I first want to show it is a limit point in the product topology. 
Using the definition of a limit point, $x := (1,0,0,0,...)$ is a limit point in $\mathbb{R}^{\mathbb{N}}$ (with the product topology) iff every open set $x\in U$ in the product topology contains some point of $(x_n)$. I don't really know how to show  with open $U$, $U$ some other point of $(x_n)$ which is not $x$. Advice on how to do that? 
 A: Hints: For the first part you can notice that it is enough to show for every basic open set containing $x$ contains a point of the sequence. But what does a basic open set in product topology look like?
For the second one, try to construct a basic open set around the point $x$ such that no point of the sequence lies in it. What is it you can do in box topology which you could not in product topology? 
Hope it helps.
A: It is equivalent to show that for every basic open set $U$ of $\mathbb R^\mathbb N$, $U$ contains some $x_n$. Indeed, we have that any open set $U$ is a union $\bigcup U_i$ of basic open sets. Thus, if $U$ contains $x_n$, there is some $i$ such that $U_i$ contains $x_n$.

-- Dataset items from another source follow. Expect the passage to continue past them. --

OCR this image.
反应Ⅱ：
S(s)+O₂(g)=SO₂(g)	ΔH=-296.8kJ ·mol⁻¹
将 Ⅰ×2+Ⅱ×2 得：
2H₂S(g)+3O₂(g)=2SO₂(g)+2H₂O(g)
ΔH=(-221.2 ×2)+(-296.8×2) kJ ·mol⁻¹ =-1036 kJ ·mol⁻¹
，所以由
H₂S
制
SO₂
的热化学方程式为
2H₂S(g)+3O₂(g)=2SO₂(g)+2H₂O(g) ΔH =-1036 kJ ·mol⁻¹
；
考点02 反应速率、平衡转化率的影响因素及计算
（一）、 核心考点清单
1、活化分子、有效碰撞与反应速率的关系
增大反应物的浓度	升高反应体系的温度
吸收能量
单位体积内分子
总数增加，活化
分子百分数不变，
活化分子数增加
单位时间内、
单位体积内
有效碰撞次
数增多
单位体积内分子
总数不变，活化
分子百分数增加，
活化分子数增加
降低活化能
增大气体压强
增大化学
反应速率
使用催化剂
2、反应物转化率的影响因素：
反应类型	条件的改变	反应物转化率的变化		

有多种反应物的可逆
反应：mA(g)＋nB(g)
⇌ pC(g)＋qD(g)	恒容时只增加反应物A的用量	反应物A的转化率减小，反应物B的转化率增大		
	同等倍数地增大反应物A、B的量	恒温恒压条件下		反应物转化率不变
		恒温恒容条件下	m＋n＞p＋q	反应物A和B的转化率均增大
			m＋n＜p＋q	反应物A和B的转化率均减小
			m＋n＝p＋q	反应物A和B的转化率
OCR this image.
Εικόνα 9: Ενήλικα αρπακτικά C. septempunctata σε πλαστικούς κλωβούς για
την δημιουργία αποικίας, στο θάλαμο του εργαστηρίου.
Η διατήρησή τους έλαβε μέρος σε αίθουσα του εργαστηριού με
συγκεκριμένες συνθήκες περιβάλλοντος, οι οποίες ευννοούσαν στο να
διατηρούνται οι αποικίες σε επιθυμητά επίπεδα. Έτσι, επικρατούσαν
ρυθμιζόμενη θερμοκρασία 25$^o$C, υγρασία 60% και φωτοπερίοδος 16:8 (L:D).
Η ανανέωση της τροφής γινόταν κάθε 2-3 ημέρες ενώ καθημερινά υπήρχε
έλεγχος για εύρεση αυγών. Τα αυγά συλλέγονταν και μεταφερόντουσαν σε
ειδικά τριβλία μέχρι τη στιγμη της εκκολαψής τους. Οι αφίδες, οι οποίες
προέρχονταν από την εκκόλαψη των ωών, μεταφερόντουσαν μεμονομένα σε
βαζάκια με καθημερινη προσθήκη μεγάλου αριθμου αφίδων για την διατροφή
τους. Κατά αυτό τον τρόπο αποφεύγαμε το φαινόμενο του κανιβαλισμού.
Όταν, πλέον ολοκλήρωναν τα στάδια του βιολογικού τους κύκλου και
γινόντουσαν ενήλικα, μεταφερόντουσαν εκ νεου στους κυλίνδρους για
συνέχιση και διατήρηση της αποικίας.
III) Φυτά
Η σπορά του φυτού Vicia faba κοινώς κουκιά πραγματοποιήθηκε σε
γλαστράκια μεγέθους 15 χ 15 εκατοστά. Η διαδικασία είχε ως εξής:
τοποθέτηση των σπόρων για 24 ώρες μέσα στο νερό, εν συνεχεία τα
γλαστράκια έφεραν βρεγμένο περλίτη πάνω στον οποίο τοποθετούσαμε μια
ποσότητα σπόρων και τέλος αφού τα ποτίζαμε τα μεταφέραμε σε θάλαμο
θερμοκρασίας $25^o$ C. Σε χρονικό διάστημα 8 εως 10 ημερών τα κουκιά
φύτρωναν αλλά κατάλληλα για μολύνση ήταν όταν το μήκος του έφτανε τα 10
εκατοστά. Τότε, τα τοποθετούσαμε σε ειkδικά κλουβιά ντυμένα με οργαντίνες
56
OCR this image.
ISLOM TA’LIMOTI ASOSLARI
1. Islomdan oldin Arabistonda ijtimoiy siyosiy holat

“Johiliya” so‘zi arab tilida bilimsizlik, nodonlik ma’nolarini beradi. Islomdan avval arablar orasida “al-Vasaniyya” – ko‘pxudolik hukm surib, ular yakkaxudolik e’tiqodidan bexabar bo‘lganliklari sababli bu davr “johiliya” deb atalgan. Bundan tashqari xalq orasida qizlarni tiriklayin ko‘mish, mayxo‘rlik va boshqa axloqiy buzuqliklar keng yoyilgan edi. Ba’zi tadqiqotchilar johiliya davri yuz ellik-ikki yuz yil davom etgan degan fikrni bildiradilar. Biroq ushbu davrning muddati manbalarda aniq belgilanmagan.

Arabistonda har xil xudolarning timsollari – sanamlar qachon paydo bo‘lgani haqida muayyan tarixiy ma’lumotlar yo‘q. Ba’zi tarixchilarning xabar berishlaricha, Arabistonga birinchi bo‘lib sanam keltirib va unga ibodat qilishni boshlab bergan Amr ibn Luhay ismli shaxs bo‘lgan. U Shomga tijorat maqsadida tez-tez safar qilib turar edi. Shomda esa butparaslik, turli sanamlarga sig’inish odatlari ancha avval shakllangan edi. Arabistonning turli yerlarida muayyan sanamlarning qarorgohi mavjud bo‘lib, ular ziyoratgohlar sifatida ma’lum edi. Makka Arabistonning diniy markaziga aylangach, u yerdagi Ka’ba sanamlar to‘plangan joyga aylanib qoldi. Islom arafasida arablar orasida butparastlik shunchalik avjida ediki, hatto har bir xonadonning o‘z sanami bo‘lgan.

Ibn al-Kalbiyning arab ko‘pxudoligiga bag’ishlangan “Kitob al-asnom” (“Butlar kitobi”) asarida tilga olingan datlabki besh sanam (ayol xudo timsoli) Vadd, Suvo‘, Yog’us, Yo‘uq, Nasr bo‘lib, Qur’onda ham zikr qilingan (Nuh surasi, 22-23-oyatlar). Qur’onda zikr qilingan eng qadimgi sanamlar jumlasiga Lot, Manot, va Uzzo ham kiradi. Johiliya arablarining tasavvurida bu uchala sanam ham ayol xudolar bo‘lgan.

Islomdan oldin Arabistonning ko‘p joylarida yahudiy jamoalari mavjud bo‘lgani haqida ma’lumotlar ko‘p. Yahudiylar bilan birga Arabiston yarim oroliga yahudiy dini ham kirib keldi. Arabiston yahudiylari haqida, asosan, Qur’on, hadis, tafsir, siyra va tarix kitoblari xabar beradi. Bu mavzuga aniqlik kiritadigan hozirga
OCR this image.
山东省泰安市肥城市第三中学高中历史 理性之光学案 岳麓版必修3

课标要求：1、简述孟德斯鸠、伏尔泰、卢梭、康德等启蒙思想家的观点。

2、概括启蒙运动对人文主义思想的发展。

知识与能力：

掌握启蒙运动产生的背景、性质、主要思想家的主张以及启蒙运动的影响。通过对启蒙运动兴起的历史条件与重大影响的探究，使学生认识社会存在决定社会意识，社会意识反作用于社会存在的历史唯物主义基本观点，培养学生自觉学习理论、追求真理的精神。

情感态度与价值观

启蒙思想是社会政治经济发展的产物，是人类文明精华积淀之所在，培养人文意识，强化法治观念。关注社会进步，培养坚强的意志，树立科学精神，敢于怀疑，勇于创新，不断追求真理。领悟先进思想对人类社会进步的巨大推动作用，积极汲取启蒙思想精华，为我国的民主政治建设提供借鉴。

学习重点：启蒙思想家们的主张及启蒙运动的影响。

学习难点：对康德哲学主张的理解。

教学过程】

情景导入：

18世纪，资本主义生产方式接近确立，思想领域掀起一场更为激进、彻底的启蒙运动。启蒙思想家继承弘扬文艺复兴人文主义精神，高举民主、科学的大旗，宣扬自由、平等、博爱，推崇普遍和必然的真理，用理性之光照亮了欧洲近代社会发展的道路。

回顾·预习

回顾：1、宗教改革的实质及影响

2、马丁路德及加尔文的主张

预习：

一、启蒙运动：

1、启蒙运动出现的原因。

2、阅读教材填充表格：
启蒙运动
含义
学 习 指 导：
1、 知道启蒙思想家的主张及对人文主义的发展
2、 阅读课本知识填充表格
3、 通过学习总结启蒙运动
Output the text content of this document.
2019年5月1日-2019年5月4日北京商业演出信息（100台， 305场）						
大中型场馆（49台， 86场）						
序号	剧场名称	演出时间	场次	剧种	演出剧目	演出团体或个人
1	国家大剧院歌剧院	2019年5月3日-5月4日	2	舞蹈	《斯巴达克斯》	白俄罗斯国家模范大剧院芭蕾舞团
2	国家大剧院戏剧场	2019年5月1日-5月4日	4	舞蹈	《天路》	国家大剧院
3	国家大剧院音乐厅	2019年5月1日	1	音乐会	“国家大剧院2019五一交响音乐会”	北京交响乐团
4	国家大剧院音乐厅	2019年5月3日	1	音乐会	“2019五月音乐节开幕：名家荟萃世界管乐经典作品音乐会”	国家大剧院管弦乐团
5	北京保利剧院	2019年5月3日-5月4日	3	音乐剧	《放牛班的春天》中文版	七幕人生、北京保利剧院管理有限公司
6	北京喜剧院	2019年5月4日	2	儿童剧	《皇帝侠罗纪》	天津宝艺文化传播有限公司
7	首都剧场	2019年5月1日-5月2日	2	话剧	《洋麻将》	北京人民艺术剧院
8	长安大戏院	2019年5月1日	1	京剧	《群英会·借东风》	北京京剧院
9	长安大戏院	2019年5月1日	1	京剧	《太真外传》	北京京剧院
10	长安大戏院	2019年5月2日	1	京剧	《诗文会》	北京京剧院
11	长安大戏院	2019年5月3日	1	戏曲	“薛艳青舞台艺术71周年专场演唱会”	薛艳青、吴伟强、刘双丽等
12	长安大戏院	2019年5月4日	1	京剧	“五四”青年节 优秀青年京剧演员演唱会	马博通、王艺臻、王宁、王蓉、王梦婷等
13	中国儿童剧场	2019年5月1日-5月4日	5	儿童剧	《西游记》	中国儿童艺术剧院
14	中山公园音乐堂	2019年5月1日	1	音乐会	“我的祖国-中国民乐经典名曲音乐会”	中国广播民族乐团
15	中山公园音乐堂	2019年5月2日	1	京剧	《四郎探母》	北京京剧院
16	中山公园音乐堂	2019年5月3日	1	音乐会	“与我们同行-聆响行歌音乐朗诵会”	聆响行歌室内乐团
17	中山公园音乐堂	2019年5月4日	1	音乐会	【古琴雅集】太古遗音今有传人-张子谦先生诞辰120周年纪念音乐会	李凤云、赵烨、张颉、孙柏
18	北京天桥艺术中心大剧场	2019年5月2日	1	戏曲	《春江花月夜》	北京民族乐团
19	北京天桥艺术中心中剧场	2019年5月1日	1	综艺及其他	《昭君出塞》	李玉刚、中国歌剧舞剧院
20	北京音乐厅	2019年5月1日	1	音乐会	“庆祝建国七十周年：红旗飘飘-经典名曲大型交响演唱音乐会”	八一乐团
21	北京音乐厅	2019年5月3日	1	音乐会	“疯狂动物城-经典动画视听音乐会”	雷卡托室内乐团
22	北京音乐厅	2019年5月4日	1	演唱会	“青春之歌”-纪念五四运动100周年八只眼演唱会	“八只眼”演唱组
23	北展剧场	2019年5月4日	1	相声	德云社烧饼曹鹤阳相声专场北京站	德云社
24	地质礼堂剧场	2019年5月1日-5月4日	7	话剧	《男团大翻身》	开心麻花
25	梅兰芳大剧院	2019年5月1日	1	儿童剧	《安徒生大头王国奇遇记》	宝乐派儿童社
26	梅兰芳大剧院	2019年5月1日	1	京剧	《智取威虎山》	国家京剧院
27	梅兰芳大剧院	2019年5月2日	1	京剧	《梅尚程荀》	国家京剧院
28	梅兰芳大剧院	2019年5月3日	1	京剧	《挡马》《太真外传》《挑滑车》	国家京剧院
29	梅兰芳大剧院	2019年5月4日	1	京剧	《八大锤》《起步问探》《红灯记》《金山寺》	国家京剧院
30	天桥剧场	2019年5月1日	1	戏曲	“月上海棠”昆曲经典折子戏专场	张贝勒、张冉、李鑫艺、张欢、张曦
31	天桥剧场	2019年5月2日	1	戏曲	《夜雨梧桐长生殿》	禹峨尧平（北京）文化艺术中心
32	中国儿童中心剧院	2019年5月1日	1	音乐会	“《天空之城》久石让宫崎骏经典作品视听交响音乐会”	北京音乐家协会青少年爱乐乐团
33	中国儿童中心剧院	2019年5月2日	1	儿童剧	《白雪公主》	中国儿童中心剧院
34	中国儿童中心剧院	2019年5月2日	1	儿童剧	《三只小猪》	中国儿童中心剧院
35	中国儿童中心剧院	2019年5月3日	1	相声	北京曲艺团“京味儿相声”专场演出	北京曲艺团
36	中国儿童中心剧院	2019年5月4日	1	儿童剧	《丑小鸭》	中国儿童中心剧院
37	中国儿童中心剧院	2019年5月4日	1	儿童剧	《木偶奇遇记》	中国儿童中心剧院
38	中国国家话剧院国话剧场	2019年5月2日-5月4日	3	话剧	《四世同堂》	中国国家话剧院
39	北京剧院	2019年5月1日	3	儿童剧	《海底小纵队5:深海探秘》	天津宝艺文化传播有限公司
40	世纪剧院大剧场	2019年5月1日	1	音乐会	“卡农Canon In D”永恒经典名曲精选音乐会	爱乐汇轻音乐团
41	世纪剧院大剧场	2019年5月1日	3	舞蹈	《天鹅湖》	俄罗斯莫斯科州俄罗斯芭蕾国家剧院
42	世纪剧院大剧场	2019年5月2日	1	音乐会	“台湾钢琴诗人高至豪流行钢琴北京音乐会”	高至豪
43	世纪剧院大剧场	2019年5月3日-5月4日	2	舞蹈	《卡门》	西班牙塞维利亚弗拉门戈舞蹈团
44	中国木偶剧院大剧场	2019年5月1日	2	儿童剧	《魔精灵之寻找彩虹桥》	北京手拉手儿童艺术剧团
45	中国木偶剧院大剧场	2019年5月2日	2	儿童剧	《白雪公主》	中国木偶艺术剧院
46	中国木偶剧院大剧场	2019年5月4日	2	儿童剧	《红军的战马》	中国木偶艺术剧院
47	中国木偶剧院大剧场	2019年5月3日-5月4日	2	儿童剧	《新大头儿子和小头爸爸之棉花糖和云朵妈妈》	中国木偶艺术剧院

Now remember that a basis of open sets for the product topology is the family of sets of the form $U_1\times U_2\times \dots$ where $U_i$ is an open interval in $\mathbb R$ and all but finitely many $U_i$ are $\mathbb R$ itself. For example, $\{(x_0,x_1,\ldots) \in\mathbb R^\mathbb N \mid x_2\in (-2,2), x_5\in (0,1)\}$ is open in $\mathbb R^\mathbb N$, since it is $\mathbb R\times \mathbb R \times (-2,2)\times \mathbb R\times \mathbb R\times (0,1)\times\mathbb R\times\dots$.
Back to the question. It remains to show that given a basic open set which contains $(1,0,0,\dots)$, it contains some $x_n$. Let $U=\prod U_i$ be basic open. If $U_i$ is not $\mathbb R$, let $n_i$ be so that $\forall n\geq n_i, \frac1{n^i}\in U_i$. Let $N=\max\{n_i\}$, the maximum being defined since there are only finitely many $i$ so that $U_i\neq\mathbb R$. Now note that for all $n\geq N$, we have that $x_n\in U$. 
Actually, note that this proves a more general result: let $x_n^i$ be the $i$th coordinate of the sequence $(x_n)_{n\in\mathbb N}$. Then we have that $x_n\rightarrow x$ in the product topology if, and only if, for all $i\in\mathbb N$ we have $x_n^i\rightarrow x^i$. Since we indeed have that $\frac1{n_i}\rightarrow 0$ for $i\geq 1$ and $\frac{1}{n^i}\rightarrow 1$ when $i=0$, this proves the first statement.
For the second part, I give you a hint: the fact that we could define the max above is what fails in the box topology. Consider the open neighbourhood of $(1,0,0,\ldots)$ that is $\prod_{i\geq 0} (-\frac1{i!n^i}, \frac1{i!n^i})$.